The accuracy ensured by US-guidance during resection also permits application of resection strategies resulting in better preservation of liver tissue not involved by the lesion. US-guided resection therefore enhances safe and effective segmental [25,26] or subsegmental [18] resection, consequently reducing the number of major liver resections while keeping oncologic radicality unchanged [9,21]. Such a conservative and yet radical policy is vital in case of reduced liver functionality or in the presence of multiple lesions. Moreover, both in the case of primary and secondary liver tumors, maximizing the preservation of liver tissue not directly involved by the lesion increases the possibility of subsequent resections [2,27].
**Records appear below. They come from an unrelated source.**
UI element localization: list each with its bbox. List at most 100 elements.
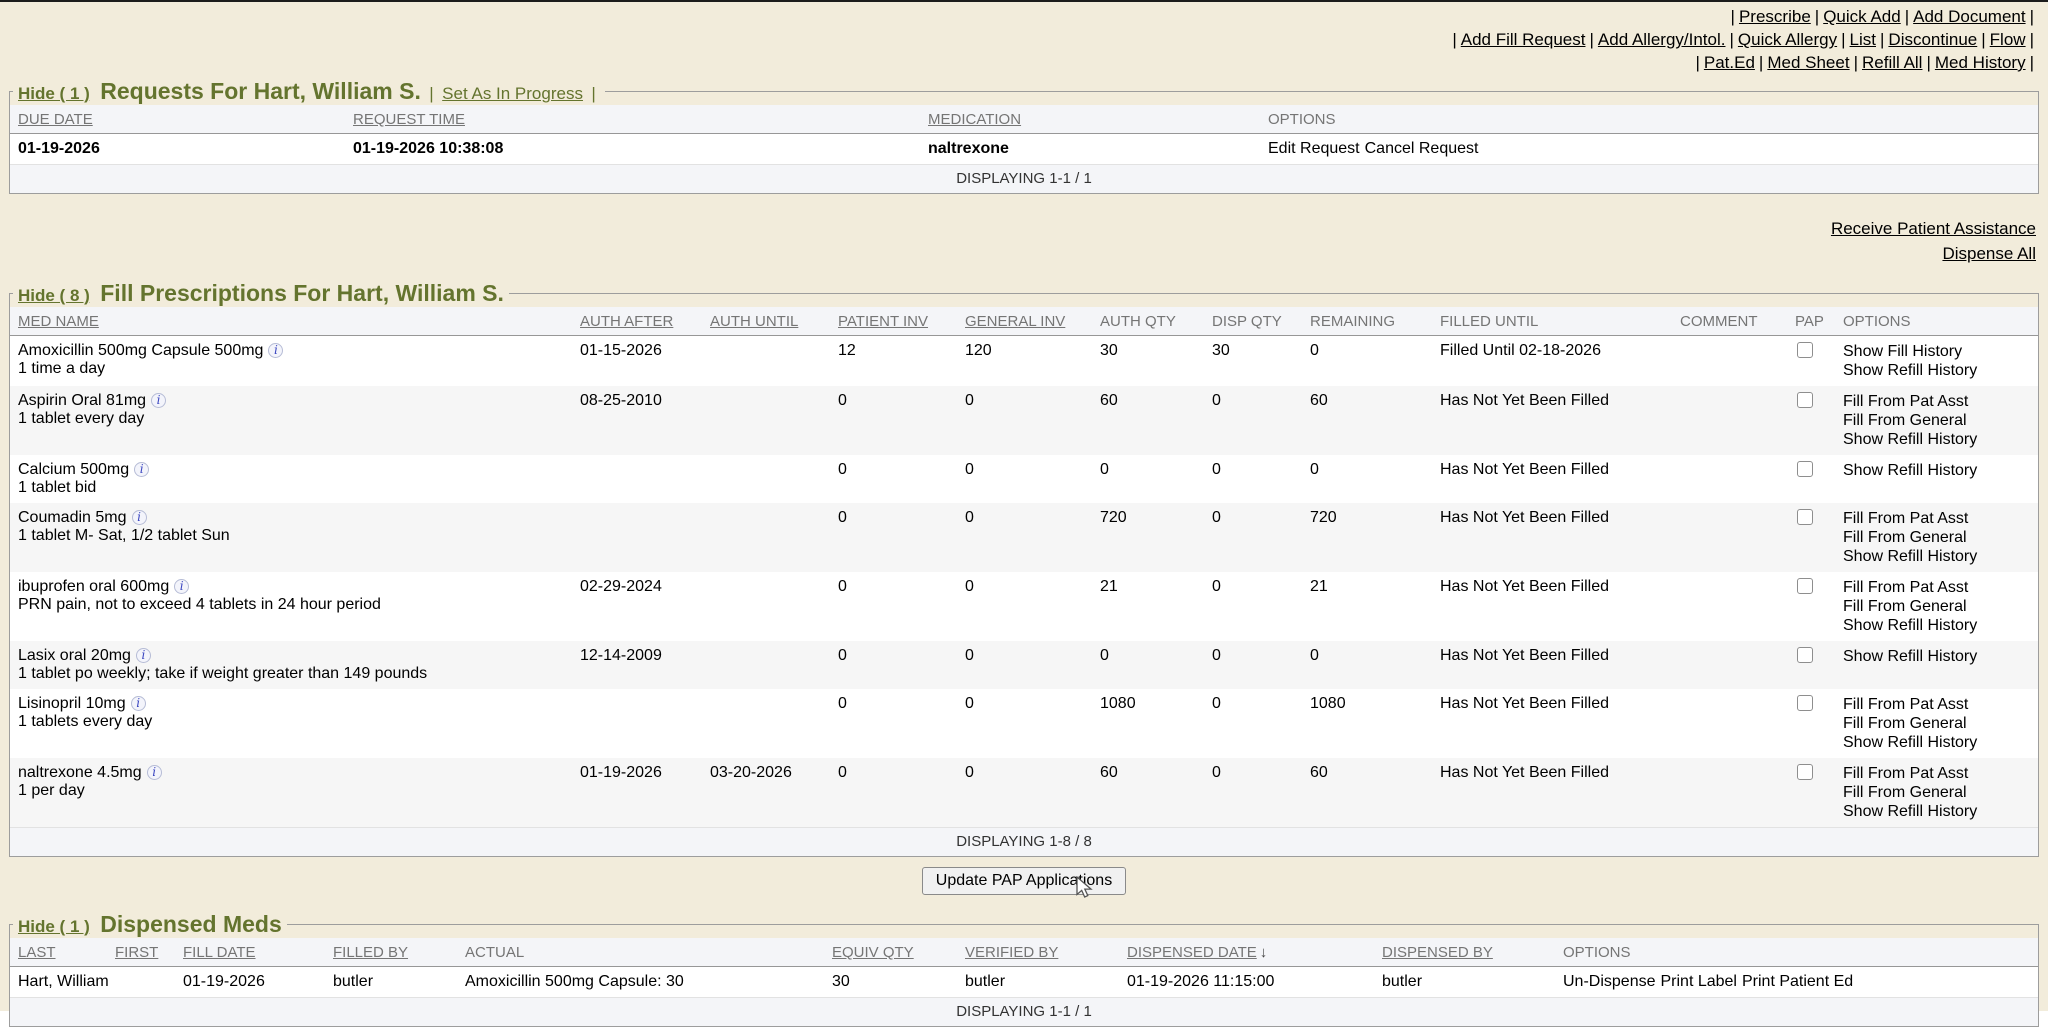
column-header-dispensed-by[interactable]: DISPENSED BY	[1382, 944, 1493, 961]
options-cell: Fill From Pat AsstFill From GeneralShow …	[1835, 758, 2038, 828]
info-icon[interactable]: i	[131, 696, 146, 711]
receive-patient-assistance-link[interactable]: Receive Patient Assistance	[0, 216, 2036, 241]
print-patient-ed-link[interactable]: Print Patient Ed	[1742, 973, 1853, 990]
column-header-med-name[interactable]: MED NAME	[18, 313, 99, 330]
info-icon[interactable]: i	[136, 648, 151, 663]
update-pap-applications-button[interactable]: Update PAP Applications	[922, 867, 1126, 895]
column-header-auth-after[interactable]: AUTH AFTER	[580, 313, 673, 330]
edit-request-link[interactable]: Edit Request	[1268, 140, 1360, 157]
info-icon[interactable]: i	[151, 393, 166, 408]
separator: |	[1926, 53, 1930, 72]
pap-checkbox[interactable]	[1797, 695, 1813, 711]
med-name[interactable]: Aspirin Oral 81mg	[18, 392, 146, 409]
toolbar-link[interactable]: Add Document	[1913, 7, 2025, 26]
fill-hide-link[interactable]: Hide ( 8 )	[18, 286, 90, 305]
info-icon[interactable]: i	[147, 765, 162, 780]
patient-inv-cell: 0	[830, 641, 957, 689]
column-header-request-time[interactable]: REQUEST TIME	[353, 111, 465, 128]
option-link[interactable]: Fill From Pat Asst	[1843, 578, 2030, 597]
med-name[interactable]: Lasix oral 20mg	[18, 647, 131, 664]
toolbar-row: |Prescribe|Quick Add|Add Document|	[0, 5, 2038, 28]
toolbar-link[interactable]: Refill All	[1862, 53, 1922, 72]
toolbar-link[interactable]: Pat.Ed	[1704, 53, 1755, 72]
option-link[interactable]: Fill From Pat Asst	[1843, 764, 2030, 783]
info-icon[interactable]: i	[268, 343, 283, 358]
option-link[interactable]: Show Refill History	[1843, 361, 2030, 380]
pap-checkbox[interactable]	[1797, 392, 1813, 408]
option-link[interactable]: Fill From General	[1843, 597, 2030, 616]
column-header-verified-by[interactable]: VERIFIED BY	[965, 944, 1058, 961]
option-link[interactable]: Show Fill History	[1843, 342, 2030, 361]
option-link[interactable]: Fill From General	[1843, 411, 2030, 430]
info-icon[interactable]: i	[134, 462, 149, 477]
toolbar-link[interactable]: Med History	[1935, 53, 2026, 72]
info-icon[interactable]: i	[174, 579, 189, 594]
pap-checkbox[interactable]	[1797, 509, 1813, 525]
requests-hide-link[interactable]: Hide ( 1 )	[18, 84, 90, 103]
option-link[interactable]: Show Refill History	[1843, 430, 2030, 449]
patient-inv-cell: 0	[830, 689, 957, 758]
option-link[interactable]: Show Refill History	[1843, 461, 2030, 480]
toolbar-link[interactable]: Quick Add	[1823, 7, 1901, 26]
dispense-all-link[interactable]: Dispense All	[0, 241, 2036, 266]
auth-after-cell: 12-14-2009	[572, 641, 702, 689]
toolbar-link[interactable]: List	[1850, 30, 1876, 49]
filled-until-cell: Has Not Yet Been Filled	[1432, 503, 1672, 572]
option-link[interactable]: Fill From General	[1843, 714, 2030, 733]
sort-descending-icon: ↓	[1260, 944, 1268, 961]
med-name[interactable]: Calcium 500mg	[18, 461, 129, 478]
pap-cell	[1787, 758, 1835, 828]
column-header-fill-date[interactable]: FILL DATE	[183, 944, 256, 961]
un-dispense-link[interactable]: Un-Dispense	[1563, 973, 1655, 990]
print-label-link[interactable]: Print Label	[1660, 973, 1737, 990]
option-link[interactable]: Fill From Pat Asst	[1843, 392, 2030, 411]
set-as-in-progress-link[interactable]: Set As In Progress	[442, 84, 583, 103]
toolbar-link[interactable]: Med Sheet	[1767, 53, 1849, 72]
pap-checkbox[interactable]	[1797, 342, 1813, 358]
column-header-medication[interactable]: MEDICATION	[928, 111, 1021, 128]
option-link[interactable]: Fill From Pat Asst	[1843, 509, 2030, 528]
option-link[interactable]: Show Refill History	[1843, 616, 2030, 635]
toolbar-link[interactable]: Discontinue	[1888, 30, 1977, 49]
column-header-filled-by[interactable]: FILLED BY	[333, 944, 408, 961]
pap-checkbox[interactable]	[1797, 647, 1813, 663]
comment-cell	[1672, 758, 1787, 828]
option-link[interactable]: Fill From General	[1843, 783, 2030, 802]
column-header-general-inv[interactable]: GENERAL INV	[965, 313, 1065, 330]
option-link[interactable]: Show Refill History	[1843, 733, 2030, 752]
disp-qty-cell: 0	[1204, 689, 1302, 758]
auth-qty-cell: 60	[1092, 758, 1204, 828]
med-name[interactable]: ibuprofen oral 600mg	[18, 578, 169, 595]
med-instructions: PRN pain, not to exceed 4 tablets in 24 …	[18, 596, 564, 614]
column-header-auth-until[interactable]: AUTH UNTIL	[710, 313, 798, 330]
med-name[interactable]: Coumadin 5mg	[18, 509, 127, 526]
med-name[interactable]: Lisinopril 10mg	[18, 695, 126, 712]
auth-until-cell: 03-20-2026	[702, 758, 830, 828]
cancel-request-link[interactable]: Cancel Request	[1365, 140, 1479, 157]
option-link[interactable]: Show Refill History	[1843, 802, 2030, 821]
med-name[interactable]: Amoxicillin 500mg Capsule 500mg	[18, 342, 263, 359]
toolbar-link[interactable]: Flow	[1990, 30, 2026, 49]
option-link[interactable]: Show Refill History	[1843, 647, 2030, 666]
pap-checkbox[interactable]	[1797, 578, 1813, 594]
column-header-dispensed-date[interactable]: DISPENSED DATE	[1127, 944, 1257, 961]
column-header-due-date[interactable]: DUE DATE	[18, 111, 93, 128]
toolbar-link[interactable]: Quick Allergy	[1738, 30, 1837, 49]
column-header-equiv-qty[interactable]: EQUIV QTY	[832, 944, 914, 961]
option-link[interactable]: Fill From General	[1843, 528, 2030, 547]
disp-qty-cell: 0	[1204, 572, 1302, 641]
option-link[interactable]: Fill From Pat Asst	[1843, 695, 2030, 714]
dispensed-hide-link[interactable]: Hide ( 1 )	[18, 917, 90, 936]
column-header-patient-inv[interactable]: PATIENT INV	[838, 313, 928, 330]
toolbar-link[interactable]: Add Fill Request	[1461, 30, 1586, 49]
info-icon[interactable]: i	[132, 510, 147, 525]
pap-checkbox[interactable]	[1797, 764, 1813, 780]
column-header-first[interactable]: FIRST	[115, 944, 158, 961]
pap-checkbox[interactable]	[1797, 461, 1813, 477]
column-header-last[interactable]: LAST	[18, 944, 56, 961]
toolbar-link[interactable]: Add Allergy/Intol.	[1598, 30, 1726, 49]
toolbar-link[interactable]: Prescribe	[1739, 7, 1811, 26]
option-link[interactable]: Show Refill History	[1843, 547, 2030, 566]
toolbar-row: |Pat.Ed|Med Sheet|Refill All|Med History…	[0, 51, 2038, 74]
med-name[interactable]: naltrexone 4.5mg	[18, 764, 142, 781]
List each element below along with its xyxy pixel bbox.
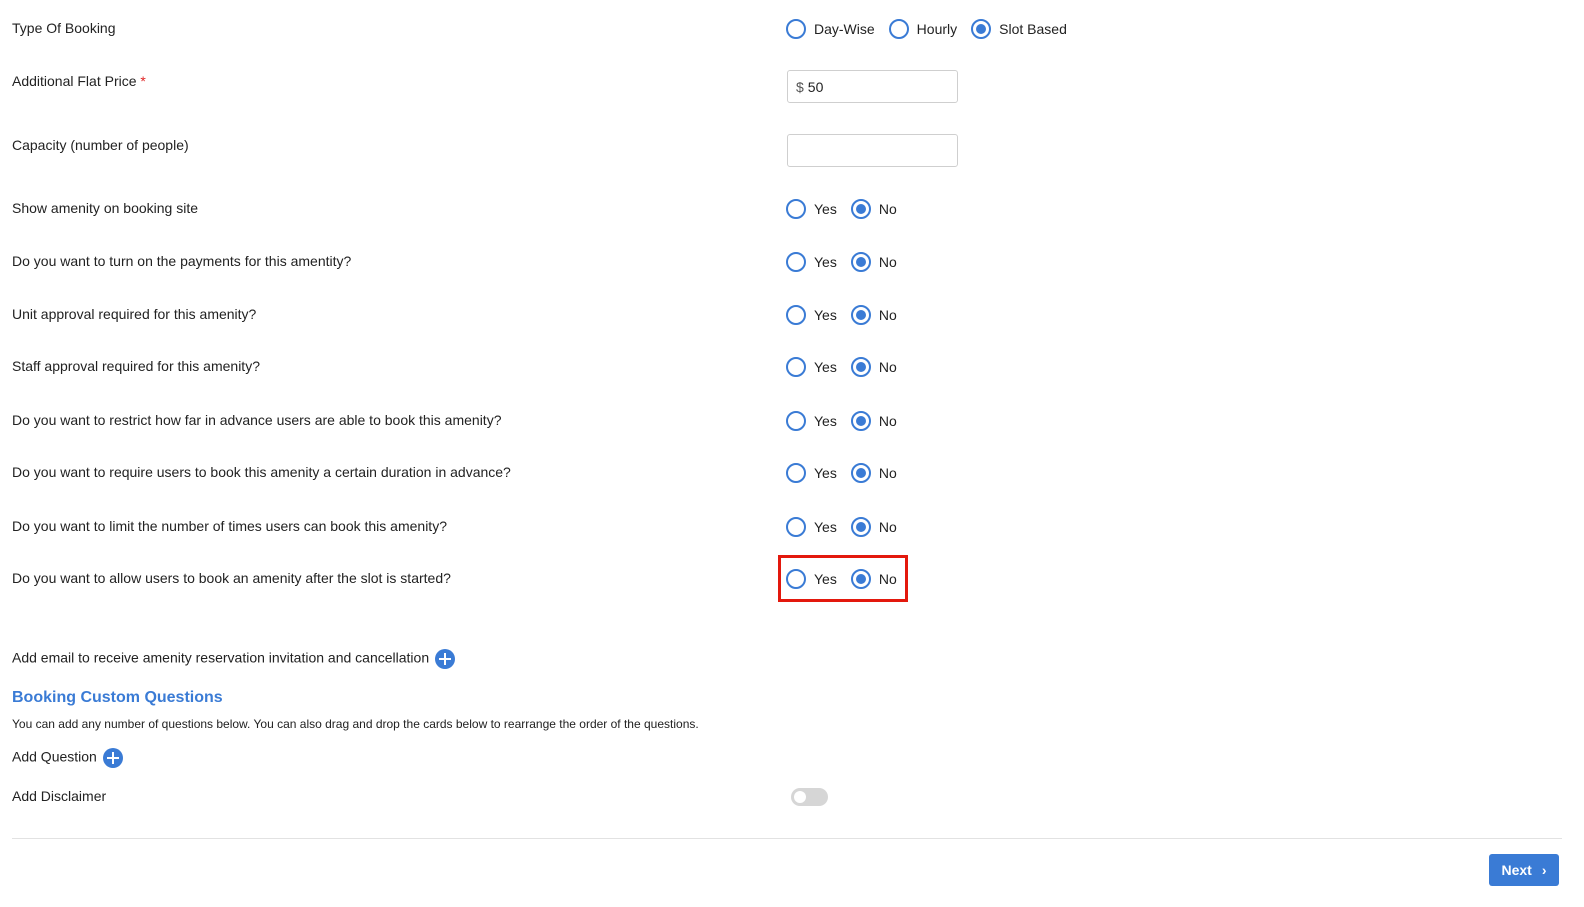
highlight-box — [778, 555, 908, 602]
radio-circle — [850, 252, 871, 272]
yes-no-radio-group: Yes No — [786, 199, 911, 219]
radio-day-wise[interactable]: Day-Wise — [786, 19, 875, 39]
radio-label: No — [878, 307, 897, 323]
add-email-label: Add email to receive amenity reservation… — [12, 649, 456, 669]
radio-no[interactable]: No — [850, 199, 897, 219]
radio-label: Yes — [814, 359, 837, 375]
radio-circle — [850, 463, 871, 483]
next-button[interactable]: Next › — [1489, 854, 1559, 886]
capacity-input[interactable] — [796, 142, 936, 159]
flat-price-field: $ — [787, 70, 958, 103]
radio-circle — [971, 19, 992, 39]
custom-questions-title: Booking Custom Questions — [12, 689, 223, 706]
radio-yes[interactable]: Yes — [786, 305, 837, 325]
radio-label: No — [878, 413, 897, 429]
radio-yes[interactable]: Yes — [786, 199, 837, 219]
radio-label: Yes — [814, 519, 837, 535]
radio-no[interactable]: No — [850, 305, 897, 325]
yes-no-radio-group: Yes No — [786, 517, 911, 537]
radio-circle — [850, 305, 871, 325]
radio-circle — [786, 19, 806, 39]
radio-yes[interactable]: Yes — [786, 357, 837, 377]
question-label: Staff approval required for this amenity… — [12, 358, 260, 374]
chevron-right-icon: › — [1541, 862, 1547, 878]
question-label: Do you want to restrict how far in advan… — [12, 412, 502, 428]
radio-circle — [850, 517, 871, 537]
radio-circle — [786, 199, 806, 219]
question-label: Do you want to limit the number of times… — [12, 518, 447, 534]
radio-yes[interactable]: Yes — [786, 252, 837, 272]
add-question-plus-icon[interactable] — [102, 748, 123, 768]
radio-label: Day-Wise — [814, 21, 875, 37]
currency-prefix: $ — [796, 78, 804, 95]
radio-label: Yes — [814, 254, 837, 270]
radio-no[interactable]: No — [850, 411, 897, 431]
question-label: Do you want to turn on the payments for … — [12, 253, 352, 269]
radio-label: Yes — [814, 307, 837, 323]
radio-circle — [786, 252, 806, 272]
radio-no[interactable]: No — [850, 357, 897, 377]
radio-slot-based[interactable]: Slot Based — [971, 19, 1067, 39]
radio-label: Yes — [814, 201, 837, 217]
capacity-label: Capacity (number of people) — [12, 137, 189, 153]
add-email-text: Add email to receive amenity reservation… — [12, 649, 430, 666]
radio-no[interactable]: No — [850, 463, 897, 483]
radio-circle — [786, 305, 806, 325]
radio-circle — [850, 411, 871, 431]
radio-circle — [786, 463, 806, 483]
flat-price-input[interactable] — [807, 78, 948, 95]
radio-circle — [786, 411, 806, 431]
radio-hourly[interactable]: Hourly — [888, 19, 958, 39]
booking-type-radio-group: Day-Wise Hourly Slot Based — [786, 19, 1081, 39]
radio-label: Yes — [814, 413, 837, 429]
radio-label: Slot Based — [999, 21, 1067, 37]
yes-no-radio-group: Yes No — [786, 357, 911, 377]
booking-type-label: Type Of Booking — [12, 20, 116, 36]
next-button-label: Next — [1501, 862, 1532, 878]
radio-no[interactable]: No — [850, 517, 897, 537]
radio-label: No — [878, 359, 897, 375]
radio-yes[interactable]: Yes — [786, 463, 837, 483]
flat-price-label-text: Additional Flat Price — [12, 73, 137, 89]
yes-no-radio-group: Yes No — [786, 411, 911, 431]
radio-label: No — [878, 201, 897, 217]
radio-circle — [850, 199, 871, 219]
radio-circle — [850, 357, 871, 377]
radio-no[interactable]: No — [850, 252, 897, 272]
radio-yes[interactable]: Yes — [786, 411, 837, 431]
yes-no-radio-group: Yes No — [786, 305, 911, 325]
radio-label: No — [878, 254, 897, 270]
radio-circle — [786, 517, 806, 537]
question-label: Unit approval required for this amenity? — [12, 306, 257, 322]
yes-no-radio-group: Yes No — [786, 252, 911, 272]
radio-circle — [786, 357, 806, 377]
add-question-label: Add Question — [12, 748, 123, 768]
add-email-plus-icon[interactable] — [435, 649, 456, 669]
add-question-text: Add Question — [12, 748, 97, 765]
radio-circle — [888, 19, 909, 39]
capacity-field — [787, 134, 958, 167]
radio-label: No — [878, 465, 897, 481]
question-label: Do you want to require users to book thi… — [12, 464, 511, 480]
yes-no-radio-group: Yes No — [786, 463, 911, 483]
disclaimer-label: Add Disclaimer — [12, 788, 107, 804]
radio-yes[interactable]: Yes — [786, 517, 837, 537]
required-marker: * — [140, 73, 146, 89]
custom-questions-description: You can add any number of questions belo… — [12, 717, 699, 731]
divider — [12, 838, 1562, 839]
question-label: Show amenity on booking site — [12, 200, 198, 216]
radio-label: Hourly — [916, 21, 958, 37]
toggle-knob — [794, 791, 806, 803]
question-label: Do you want to allow users to book an am… — [12, 570, 451, 586]
flat-price-label: Additional Flat Price * — [12, 73, 146, 89]
disclaimer-toggle[interactable] — [791, 788, 828, 806]
radio-label: Yes — [814, 465, 837, 481]
radio-label: No — [878, 519, 897, 535]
In our study the use of IOUS did not prevent the execution of major liver resections (>3 segments), because the cases where it would have prevented it were referred to high-volume liver centers. Nonetheless, US support was essential to reduce resection size in 2 cirrhotic patients affected by HCC located less than 8 mm from the origin of P8. The accurate US identification of P8 and P5 permitted a segmentectomy, using the hooking technique [25], while preventing right anterior sectoriectomy.
When this conservative approach was applied in the 9 patients who had cancer, the resection margins showed a median 3 mm (1–6) value in patients affected by HCC and a median 6 mm (4–12) value in those who had cholangiocarcinoma or secondary lesions. During a 14-month follow-up (2–28) no patient showed any signs of disease recurrence.
Conclusions
This article highlights that the in-depth study of the US anatomy of the liver may represent an essential support for the surgeon in the performance of liver resection surgery, thus contributing to making this type of surgery – although in selected cases – a safe and effective type of surgery even in a district general hospital.
Conflict of interest statement
The authors have no conflict of interest to declare.